The objective response rate (ORR) was 46% for patients who received Keytruda, including a complete response rate of 12% and a partial response rate of 33%, at a median follow-up time of 16.0 months. Of the responding patients (n=41), 68% had responses lasting 12 months or longer, and 44% had responses lasting 24 months or longer. Median duration of response (DOR) was not reached (range, 2.9 to 55.7+ months).

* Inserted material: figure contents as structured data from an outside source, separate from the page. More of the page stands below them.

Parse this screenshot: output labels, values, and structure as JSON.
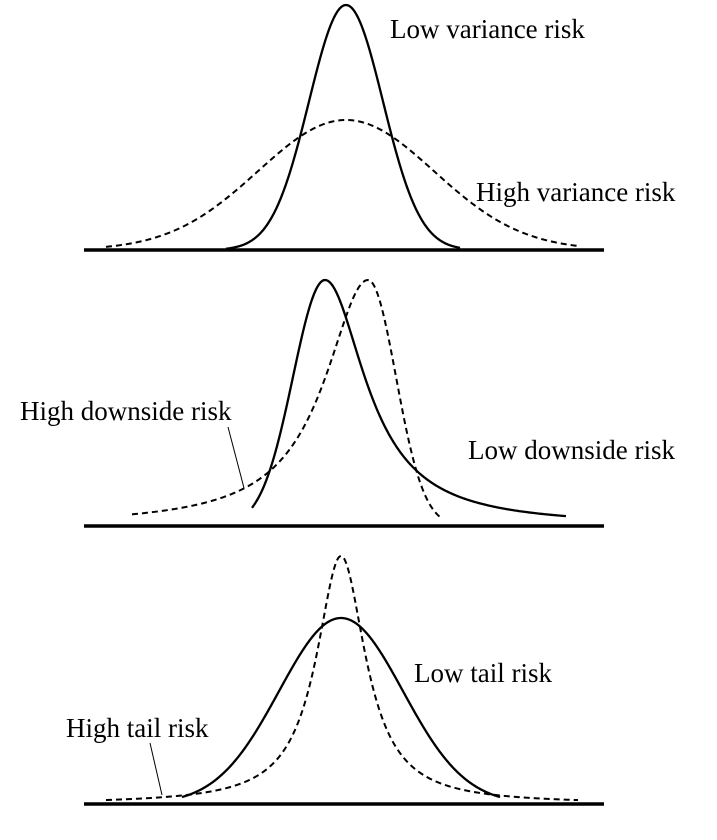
{
  "panels": [
    {
      "solid_label": "Low variance risk",
      "dashed_label": "High variance risk"
    },
    {
      "dashed_label": "High downside risk",
      "solid_label": "Low downside risk"
    },
    {
      "solid_label": "Low tail risk",
      "dashed_label": "High tail risk"
    }
  ],
  "colors": {
    "line": "#000000",
    "background": "#ffffff"
  }
}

The FDA approval of Keytruda in combination with carboplatin and paclitaxel, followed by Keytruda as a single agent, for the treatment of adult patients with primary advanced or recurrent endometrial carcinoma was based on data from the Phase 3 KEYNOTE-868 trial, in which Keytruda plus carboplatin and paclitaxel followed by Keytruda alone reduced the risk of disease progression or death by 40% in patients whose cancer was mismatch repair proficient (pMMR) and by 70% in patients whose cancer was mismatch repair deficient (dMMR), compared to placebo with carboplatin and paclitaxel followed by placebo alone.
Indication 19- locally advanced unresectable or metastatic biliary tract cancer
Dosing/Administration
200 mg every 3 weeks or 400 mg every 6 weeks
Clinical Trial Results
FDA approval was based on results from the Phase 3 KEYNOTE-966 trial, in which Keytruda plus chemotherapy demonstrated a statistically significant improvement in the study’s primary endpoint of overall survival (OS), reducing the risk of death by 17% compared to chemotherapy alone at the trial’s pre-specified final analysis for OS. Median OS was 12.7 months for Keytruda plus chemotherapy versus 10.9 months for chemotherapy alone.